Da bei einer auf mehrere selbstständig tragende Gründe gestützten Klageabweisung ernstliche Zweifel an der (Ergebnis-)Richtigkeit im Sinne von § 124 Abs. 2 Nr. 1 VwGO nur dann vorliegen, wenn jeder einzelne Grund durchgreifend in Frage gestellt wird, dies der Klägerin jedoch nach dem Vorstehenden bereits hinsichtlich des ersten vom Verwaltungsgericht herangezogenen Grundes nicht gelungen ist, bedarf es keiner Entscheidung mehr, ob auch die vom Verwaltungsgericht angeführten weiteren Klageabweisungsgründe dem Zulassungsvorbringen der Klägerin standhalten.
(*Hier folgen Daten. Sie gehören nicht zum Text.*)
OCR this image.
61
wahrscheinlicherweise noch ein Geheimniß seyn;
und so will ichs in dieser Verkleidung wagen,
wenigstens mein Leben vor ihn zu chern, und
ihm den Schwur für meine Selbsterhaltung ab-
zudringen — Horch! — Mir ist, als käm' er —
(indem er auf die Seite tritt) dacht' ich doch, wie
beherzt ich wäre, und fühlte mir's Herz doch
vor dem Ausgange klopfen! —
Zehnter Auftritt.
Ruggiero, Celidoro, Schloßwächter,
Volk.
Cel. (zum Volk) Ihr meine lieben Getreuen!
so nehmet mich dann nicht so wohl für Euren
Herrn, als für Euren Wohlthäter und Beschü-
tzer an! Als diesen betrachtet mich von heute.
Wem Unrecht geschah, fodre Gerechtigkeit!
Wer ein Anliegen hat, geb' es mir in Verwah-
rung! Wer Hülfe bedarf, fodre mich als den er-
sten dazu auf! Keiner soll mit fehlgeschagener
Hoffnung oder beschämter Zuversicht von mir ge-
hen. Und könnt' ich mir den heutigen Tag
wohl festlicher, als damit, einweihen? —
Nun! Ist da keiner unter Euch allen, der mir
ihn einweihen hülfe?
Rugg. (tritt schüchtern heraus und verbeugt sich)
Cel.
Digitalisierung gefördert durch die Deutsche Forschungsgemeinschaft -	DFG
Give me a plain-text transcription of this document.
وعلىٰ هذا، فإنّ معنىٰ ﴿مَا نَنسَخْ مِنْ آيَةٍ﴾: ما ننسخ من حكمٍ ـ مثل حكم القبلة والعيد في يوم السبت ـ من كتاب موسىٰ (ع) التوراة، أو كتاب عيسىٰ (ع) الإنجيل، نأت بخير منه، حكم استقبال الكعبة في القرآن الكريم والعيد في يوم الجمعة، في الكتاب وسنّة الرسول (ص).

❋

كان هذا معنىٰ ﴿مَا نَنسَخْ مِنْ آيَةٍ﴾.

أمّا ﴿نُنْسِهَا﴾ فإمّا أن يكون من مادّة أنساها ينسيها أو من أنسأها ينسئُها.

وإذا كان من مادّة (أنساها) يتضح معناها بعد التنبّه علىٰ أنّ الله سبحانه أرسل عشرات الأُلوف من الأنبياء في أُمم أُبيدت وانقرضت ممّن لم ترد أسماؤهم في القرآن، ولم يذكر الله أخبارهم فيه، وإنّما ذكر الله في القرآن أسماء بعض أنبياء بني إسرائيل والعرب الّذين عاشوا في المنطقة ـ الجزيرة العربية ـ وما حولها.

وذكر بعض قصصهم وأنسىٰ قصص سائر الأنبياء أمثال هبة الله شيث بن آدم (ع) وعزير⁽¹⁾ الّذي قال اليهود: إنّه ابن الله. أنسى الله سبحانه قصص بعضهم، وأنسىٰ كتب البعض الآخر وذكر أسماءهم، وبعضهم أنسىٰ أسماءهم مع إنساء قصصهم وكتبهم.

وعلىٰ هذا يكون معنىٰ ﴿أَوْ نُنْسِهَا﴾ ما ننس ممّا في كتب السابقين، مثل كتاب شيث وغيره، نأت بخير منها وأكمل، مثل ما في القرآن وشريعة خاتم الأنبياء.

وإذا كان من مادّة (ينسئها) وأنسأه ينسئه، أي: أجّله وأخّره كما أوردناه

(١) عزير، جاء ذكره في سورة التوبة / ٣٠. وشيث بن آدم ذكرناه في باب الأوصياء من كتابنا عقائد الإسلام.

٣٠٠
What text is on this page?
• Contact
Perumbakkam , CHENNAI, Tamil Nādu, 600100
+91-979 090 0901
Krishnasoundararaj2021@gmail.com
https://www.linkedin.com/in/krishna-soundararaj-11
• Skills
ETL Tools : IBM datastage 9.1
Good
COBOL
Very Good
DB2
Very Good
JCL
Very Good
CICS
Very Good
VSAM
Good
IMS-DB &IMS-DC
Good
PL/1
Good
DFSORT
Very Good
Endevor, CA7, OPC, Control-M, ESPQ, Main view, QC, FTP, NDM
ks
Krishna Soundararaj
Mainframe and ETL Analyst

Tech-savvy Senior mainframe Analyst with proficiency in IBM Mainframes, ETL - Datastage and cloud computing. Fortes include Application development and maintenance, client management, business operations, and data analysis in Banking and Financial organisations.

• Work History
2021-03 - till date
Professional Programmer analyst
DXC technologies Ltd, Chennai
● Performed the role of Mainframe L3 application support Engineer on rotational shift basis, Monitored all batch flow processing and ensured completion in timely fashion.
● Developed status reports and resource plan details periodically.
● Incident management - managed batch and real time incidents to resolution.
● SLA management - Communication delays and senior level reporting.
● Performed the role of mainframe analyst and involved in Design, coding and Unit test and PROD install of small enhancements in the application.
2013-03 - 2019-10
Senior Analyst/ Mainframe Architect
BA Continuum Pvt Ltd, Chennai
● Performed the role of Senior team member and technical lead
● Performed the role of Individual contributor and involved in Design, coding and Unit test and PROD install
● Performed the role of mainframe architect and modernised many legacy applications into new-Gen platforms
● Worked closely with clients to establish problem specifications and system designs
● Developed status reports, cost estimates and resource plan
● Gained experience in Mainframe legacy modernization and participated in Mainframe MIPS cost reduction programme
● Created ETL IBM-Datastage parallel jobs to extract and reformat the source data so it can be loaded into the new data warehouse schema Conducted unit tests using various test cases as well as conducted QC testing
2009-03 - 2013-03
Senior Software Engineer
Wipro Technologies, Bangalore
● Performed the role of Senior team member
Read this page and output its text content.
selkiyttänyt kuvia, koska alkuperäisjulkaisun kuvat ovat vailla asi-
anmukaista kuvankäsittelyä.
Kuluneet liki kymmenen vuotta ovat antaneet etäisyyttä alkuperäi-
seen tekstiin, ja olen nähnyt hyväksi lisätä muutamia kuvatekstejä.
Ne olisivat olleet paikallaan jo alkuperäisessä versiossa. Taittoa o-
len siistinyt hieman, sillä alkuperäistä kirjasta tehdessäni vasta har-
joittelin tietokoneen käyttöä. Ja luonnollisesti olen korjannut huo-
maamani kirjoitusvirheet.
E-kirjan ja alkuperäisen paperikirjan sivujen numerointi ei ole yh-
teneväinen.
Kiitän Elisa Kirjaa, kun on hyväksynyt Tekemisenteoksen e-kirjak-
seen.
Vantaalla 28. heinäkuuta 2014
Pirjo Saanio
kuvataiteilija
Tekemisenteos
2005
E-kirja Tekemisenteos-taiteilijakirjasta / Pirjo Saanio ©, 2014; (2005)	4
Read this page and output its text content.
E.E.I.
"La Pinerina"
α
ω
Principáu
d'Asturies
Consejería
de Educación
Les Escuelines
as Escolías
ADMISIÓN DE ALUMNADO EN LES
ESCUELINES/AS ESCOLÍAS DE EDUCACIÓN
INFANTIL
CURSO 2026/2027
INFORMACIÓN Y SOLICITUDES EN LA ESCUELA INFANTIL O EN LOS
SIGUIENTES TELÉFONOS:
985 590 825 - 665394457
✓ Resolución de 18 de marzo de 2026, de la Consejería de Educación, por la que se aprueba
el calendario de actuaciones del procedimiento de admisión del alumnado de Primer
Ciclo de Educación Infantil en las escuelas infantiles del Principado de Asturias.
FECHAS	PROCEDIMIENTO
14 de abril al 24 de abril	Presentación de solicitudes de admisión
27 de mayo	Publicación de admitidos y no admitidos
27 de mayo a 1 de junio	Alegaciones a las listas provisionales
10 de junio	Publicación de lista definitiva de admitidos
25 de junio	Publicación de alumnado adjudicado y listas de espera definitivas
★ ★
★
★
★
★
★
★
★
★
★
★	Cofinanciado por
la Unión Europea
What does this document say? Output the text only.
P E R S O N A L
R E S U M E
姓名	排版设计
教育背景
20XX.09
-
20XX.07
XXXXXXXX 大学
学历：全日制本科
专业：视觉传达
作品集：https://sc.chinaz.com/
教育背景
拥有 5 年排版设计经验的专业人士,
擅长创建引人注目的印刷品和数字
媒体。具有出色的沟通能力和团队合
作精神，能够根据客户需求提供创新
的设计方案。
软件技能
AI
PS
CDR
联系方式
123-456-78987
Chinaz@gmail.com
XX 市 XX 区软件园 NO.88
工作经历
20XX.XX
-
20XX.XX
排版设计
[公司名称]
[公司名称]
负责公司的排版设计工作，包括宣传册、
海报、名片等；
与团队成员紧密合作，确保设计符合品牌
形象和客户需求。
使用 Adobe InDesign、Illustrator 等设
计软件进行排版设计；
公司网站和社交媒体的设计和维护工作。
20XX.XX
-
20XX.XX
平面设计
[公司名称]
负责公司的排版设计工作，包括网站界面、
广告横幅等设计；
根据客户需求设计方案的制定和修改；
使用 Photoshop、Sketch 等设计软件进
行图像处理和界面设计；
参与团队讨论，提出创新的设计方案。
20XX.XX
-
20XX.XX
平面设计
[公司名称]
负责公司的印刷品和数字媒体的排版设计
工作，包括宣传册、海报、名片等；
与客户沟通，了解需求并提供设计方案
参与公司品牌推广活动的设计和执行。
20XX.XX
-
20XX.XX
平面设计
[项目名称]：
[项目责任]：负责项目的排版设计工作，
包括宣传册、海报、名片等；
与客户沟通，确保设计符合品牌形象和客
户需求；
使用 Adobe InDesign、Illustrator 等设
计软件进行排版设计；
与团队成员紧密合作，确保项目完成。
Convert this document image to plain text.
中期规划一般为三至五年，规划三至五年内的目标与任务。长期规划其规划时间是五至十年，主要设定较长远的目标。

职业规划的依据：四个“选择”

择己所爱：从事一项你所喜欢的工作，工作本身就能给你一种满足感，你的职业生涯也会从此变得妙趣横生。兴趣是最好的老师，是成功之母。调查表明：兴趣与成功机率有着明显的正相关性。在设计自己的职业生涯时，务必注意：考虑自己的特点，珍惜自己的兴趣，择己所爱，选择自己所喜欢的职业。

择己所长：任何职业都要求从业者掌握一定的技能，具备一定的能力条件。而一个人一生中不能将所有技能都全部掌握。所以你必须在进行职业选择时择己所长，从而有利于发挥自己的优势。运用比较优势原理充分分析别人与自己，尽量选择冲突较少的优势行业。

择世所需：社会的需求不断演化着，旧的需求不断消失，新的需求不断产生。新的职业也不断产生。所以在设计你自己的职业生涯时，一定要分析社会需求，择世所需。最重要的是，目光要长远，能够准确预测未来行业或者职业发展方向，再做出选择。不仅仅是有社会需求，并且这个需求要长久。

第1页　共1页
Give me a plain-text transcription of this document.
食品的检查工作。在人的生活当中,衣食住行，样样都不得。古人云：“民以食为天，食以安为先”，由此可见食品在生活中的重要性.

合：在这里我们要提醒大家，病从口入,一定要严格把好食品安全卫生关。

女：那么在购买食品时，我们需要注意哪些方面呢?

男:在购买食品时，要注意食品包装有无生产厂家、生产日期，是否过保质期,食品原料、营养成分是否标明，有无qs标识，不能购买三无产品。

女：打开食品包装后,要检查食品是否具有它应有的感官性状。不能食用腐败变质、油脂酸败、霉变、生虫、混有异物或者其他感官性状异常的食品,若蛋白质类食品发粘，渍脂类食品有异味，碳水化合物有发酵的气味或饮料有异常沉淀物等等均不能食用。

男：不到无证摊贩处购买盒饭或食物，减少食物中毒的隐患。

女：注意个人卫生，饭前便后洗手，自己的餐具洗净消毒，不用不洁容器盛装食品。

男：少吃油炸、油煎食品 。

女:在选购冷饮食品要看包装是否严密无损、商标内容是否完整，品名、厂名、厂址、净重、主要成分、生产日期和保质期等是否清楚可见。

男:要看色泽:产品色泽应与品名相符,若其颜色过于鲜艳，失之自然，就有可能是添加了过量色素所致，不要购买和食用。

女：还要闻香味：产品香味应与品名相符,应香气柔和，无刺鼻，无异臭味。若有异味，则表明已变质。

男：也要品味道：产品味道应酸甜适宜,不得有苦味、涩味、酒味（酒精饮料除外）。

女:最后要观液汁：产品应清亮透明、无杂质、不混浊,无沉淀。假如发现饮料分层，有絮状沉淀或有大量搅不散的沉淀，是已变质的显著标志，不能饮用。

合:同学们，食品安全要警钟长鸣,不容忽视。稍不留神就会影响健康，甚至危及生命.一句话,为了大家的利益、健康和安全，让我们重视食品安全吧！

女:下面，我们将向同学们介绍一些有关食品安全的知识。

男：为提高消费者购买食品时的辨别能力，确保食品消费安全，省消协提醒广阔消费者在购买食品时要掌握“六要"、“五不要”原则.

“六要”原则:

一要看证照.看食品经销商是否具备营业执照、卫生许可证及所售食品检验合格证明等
Die Kostenentscheidung folgt aus § 154 Abs. 2 VwGO.
Die Streitwertentscheidung beruht auf § 63 Abs. 3 Satz 1 Nr. 2, § 52 Abs. 1, § 47 GKG. Da die zur Entscheidung stehende Frage nicht nur die konkreten Amtshilfeersuchen betrifft, die dem Verwaltungsverfahren zugrunde lagen, sondern sich darüber hinaus weitreichende organisatorische und kostenmäßige Konsequenzen für die Klägerin abzeichnen, wird der Auffangwert gemäß § 52 Abs. 2 GKG der Bedeutung der Sache im Sinne von § 52 Abs. 1 GKG nicht gerecht, sondern erscheint in Ausübung des dem Gericht zustehenden Ermessens eine Verzehnfachung des Auffangwert angezeigt, um der Bedeutung der Sache angemessen Rechnung zu tragen.
Mit diesem Beschluss, der nach § 152 Abs. 1 VwGO unanfechtbar ist, wird das Urteil des Verwaltungsgerichts rechtskräftig (§ 124a Abs. 5 Satz 4 VwGO).